Exceptions to the use of the retaliation defense by a tenant include:
- Complaints by the tenant were unreasonable in their timing or manner
- The violation of housing codes was caused by the tenant
- The tenant has defaulted on rent (unless they deposit full rent into court)
- Compliance with building codes requires the tenant to vacate
So, maintain professional decorum with even the most cantankerous renter and terminate tenancy for cause if they violate the rental agreement. Some residents struggle with developmental disabilities, attention deficit disorder, mental illness, PTSD, health issues or family dysfunction. We don’t all get the perfect renters who communicate well, obey every rule, are fully functional, and have healthy conflict resolution skills. It’s up to you to deescalate or walk away. Deal with lease violations by serving notice, not by issuing threats or ultimatums, and if you can’t do that hire someone who can.
Sometimes you not only have to handle the transition, but termination of tenancy as well. That comes with its own set of challenges as to the reason and proper service of notice, but also due to the renter’s reaction. Unless I was able to re-home a renter or they were ready to move out anyway, I never got a joyful reaction. Think about how much of a disruption it would be for you to move out of your home. Things may get hostile, or at the least the renter will be understandably upset. Be as compassionate and helpful as you can be and be prepared for some amount of anger or upset.
Keep in mind too, that about half the time the renter may experience some delay and not be able to vacate on the termination date. Yes, you can proceed to evict, but that takes time too. I always factor extra time into my plans, and depending on the situation, am okay with extending the move out date within reason if they will put their notice in writing to me and pay rent for the extra time. Don’t accept payment of rent on an extension without notice from the tenant or you will create waiver on your notice in accordance with ORS 90.414.

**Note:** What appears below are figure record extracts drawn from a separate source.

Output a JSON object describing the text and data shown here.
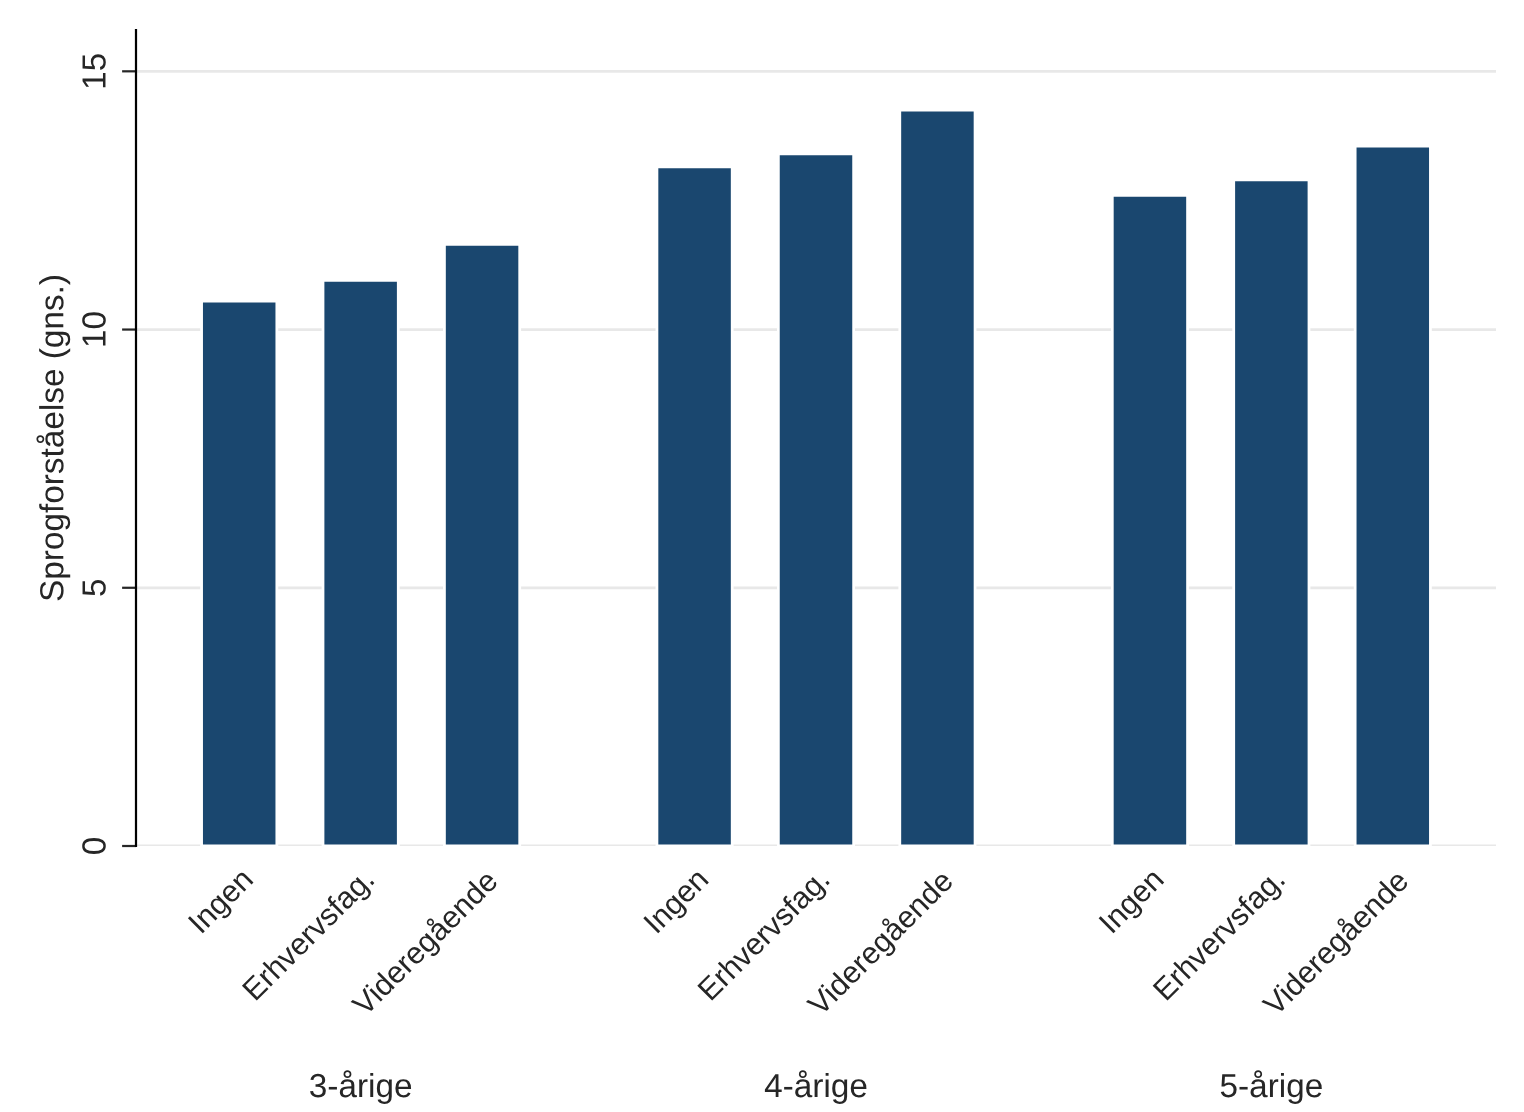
{
  "chart_data": {
    "type": "bar",
    "ylabel": "Sprogforståelse (gns.)",
    "categories": [
      "Ingen",
      "Erhvervsfag.",
      "Videregående",
      "Ingen",
      "Erhvervsfag.",
      "Videregående",
      "Ingen",
      "Erhvervsfag.",
      "Videregående"
    ],
    "values": [
      10.55,
      10.95,
      11.65,
      13.15,
      13.4,
      14.25,
      12.6,
      12.9,
      13.55
    ],
    "color": "#1a476f",
    "annotations": [
      "3-årige",
      "4-årige",
      "5-årige"
    ],
    "ylim": [
      0,
      15.8
    ],
    "yticks": [
      0,
      5,
      10,
      15
    ],
    "grid": "y",
    "legend": false
  }
}
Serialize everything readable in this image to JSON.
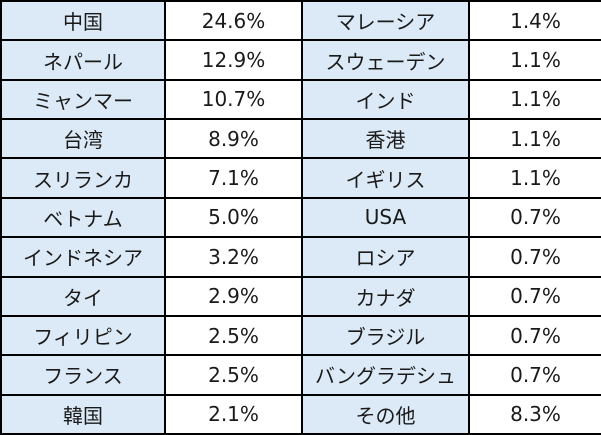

Take care with how you handle a transition with renters. Successful management is based on building relationships, and you set the tone at the first contact. Be kind but firm and you’re likely to have fewer hurdles to overcome as they get accustomed to a new way of doing things. Be prepared for some amount of obfuscation, anger or upset and always keep your cool – remember, it’s about the situation, not you personally.
Address issues of paperwork right away and cure any waiver the former manager may have created. Get in and document the condition of the unit as soon as possible and take care of any habitability issues right away. If you’re purchasing or taking over management of an occupied rental property, you may want to require the seller to correct any deficiencies in the paperwork, terminate tenancies of questionably habitable units, or remove a problem resident ahead of you assuming legal liability.
Buyers desperate for a deal and property managers hungry for clients sometimes don’t think these things through. They disregard performing their due diligence, resulting in unanticipated liabilities, legal bills, and intense stress. Sometimes a bargain is a bargain for a reason and is no bargain at all.
This column offers general suggestions only and is no substitute for professional legal advice. Please consult an attorney for advice related to your specific situation.